Premiering progress

The Feb. 20 premiere of “The Hunting Ground” was an important and valuable continuation of the conversation about sexual assault that started on campus last year. The documentary follows two sexual assault victims and the resistance they faced navigating their school’s assault reporting procedures.

The decision by professor Timothy Barnard, director of the Global Film Festival, to bring the film to Williamsburg serves as important recognition of an issue that pervades college campuses. Screening the film at the Festival was a feat requiring a significant investment of time, energy and resources. Bringing the film’s protagonists Andrea Pino and Annie Clark to campus was a tangible achievement for the Task Force on Preventing Sexual Assault and Achievement. The teamwork involved to ensure the premiere’s success was a testament to the work being done, and that still needs to be done, to address the issue of sexual assault on college campuses.

Additionally, the decision to address such a critical issue during the introduction of the revamped film studies program underlines the importance of awareness. For a relatively new program to choose to address such a stigmatized issue highlights the issue itself, and also the importance of the department. The Global Film Festival has justified itself and the need for the new film studies major through its creative approach to this relevant issue. Screening the film was not only productive for students, but also for a campus community in which addressing sexual assault has become a lengthy and difficult task. Simply continuing the conversation instead of letting it fade with the publicity of specific incidents, such as the Sigma Chi letter, is an important use of time and effort.

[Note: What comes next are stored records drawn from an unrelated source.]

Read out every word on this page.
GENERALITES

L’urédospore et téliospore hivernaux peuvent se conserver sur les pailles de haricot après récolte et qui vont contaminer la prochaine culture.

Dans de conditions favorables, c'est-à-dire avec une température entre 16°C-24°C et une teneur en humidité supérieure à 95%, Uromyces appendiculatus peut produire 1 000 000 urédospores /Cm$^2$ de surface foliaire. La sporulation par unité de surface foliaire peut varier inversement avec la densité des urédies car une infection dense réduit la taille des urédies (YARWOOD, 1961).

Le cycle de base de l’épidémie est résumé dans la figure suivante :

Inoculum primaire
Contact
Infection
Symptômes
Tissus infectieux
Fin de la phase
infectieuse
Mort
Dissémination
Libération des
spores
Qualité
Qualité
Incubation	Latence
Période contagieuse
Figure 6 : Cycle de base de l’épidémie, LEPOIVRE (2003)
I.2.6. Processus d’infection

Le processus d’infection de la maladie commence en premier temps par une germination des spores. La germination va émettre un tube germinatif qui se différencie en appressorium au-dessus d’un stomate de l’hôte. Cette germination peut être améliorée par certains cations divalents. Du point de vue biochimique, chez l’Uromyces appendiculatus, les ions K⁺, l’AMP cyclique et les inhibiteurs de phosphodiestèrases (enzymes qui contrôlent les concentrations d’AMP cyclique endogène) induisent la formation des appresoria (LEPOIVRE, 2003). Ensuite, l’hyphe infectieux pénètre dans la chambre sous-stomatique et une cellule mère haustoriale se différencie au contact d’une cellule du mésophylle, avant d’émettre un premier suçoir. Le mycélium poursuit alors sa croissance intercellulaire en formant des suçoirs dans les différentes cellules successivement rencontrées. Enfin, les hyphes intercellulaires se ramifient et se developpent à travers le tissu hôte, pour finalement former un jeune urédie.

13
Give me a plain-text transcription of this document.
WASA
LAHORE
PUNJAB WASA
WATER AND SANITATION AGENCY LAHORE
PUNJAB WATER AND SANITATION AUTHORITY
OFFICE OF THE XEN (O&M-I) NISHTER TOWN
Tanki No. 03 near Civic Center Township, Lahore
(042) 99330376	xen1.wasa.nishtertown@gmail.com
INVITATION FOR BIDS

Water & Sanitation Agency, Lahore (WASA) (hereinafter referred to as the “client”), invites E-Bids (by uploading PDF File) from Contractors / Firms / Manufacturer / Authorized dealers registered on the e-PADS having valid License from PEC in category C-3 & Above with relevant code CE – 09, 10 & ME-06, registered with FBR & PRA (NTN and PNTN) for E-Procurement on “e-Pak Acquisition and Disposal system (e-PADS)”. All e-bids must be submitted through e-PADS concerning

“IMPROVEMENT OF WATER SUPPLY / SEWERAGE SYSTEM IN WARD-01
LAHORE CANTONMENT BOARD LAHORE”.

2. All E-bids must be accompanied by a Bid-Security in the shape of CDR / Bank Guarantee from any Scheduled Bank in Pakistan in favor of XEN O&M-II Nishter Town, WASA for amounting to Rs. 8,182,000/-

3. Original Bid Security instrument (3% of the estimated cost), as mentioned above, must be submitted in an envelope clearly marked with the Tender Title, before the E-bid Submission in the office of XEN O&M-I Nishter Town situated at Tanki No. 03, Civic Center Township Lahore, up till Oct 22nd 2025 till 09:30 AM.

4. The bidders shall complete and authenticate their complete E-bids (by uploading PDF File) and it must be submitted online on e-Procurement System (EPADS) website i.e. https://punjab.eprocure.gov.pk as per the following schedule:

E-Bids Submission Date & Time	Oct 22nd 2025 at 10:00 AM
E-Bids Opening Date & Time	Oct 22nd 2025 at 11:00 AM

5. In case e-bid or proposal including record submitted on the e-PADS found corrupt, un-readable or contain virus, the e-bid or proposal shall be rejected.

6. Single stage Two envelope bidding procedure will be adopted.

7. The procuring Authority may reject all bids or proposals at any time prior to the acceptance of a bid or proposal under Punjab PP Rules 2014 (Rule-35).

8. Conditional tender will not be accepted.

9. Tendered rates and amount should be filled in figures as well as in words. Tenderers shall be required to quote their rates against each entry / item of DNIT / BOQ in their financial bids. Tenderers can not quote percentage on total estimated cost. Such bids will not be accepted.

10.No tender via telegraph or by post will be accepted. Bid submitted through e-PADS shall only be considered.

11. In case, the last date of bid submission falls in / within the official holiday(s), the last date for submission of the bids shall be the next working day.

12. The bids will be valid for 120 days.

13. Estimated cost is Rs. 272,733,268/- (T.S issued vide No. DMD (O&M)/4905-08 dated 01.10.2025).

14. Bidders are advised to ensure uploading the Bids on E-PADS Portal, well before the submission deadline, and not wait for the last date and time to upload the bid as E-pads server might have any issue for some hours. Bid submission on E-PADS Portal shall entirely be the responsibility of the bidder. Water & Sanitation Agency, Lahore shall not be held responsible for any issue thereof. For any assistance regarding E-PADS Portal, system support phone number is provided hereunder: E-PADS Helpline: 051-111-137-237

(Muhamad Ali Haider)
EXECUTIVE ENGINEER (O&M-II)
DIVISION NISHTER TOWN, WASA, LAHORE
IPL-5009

Aside from the much-needed continuation of the sexual assault conversation, “The Hunting Ground” shows the unique impact that film can have on creating and shaping dialogue on important issues. It offers a personal perspective that many community members might not ordinarily experience. A significant problem in combatting sexual assault and its many related topics on college campuses is the lack of awareness many people have. Film has the power to address social experience from a variety of perspectives that are not attainable through resolutions and committees.

The presence of administrators, faculty, police and students at the screening attests to its importance in shaping how our community addresses sexual assault.  The premiere of “The Hunting Ground” was an educational opportunity for the entire community, one that we hope sets a precedent for campus programs to embrace pertinent issues in new and innovative ways.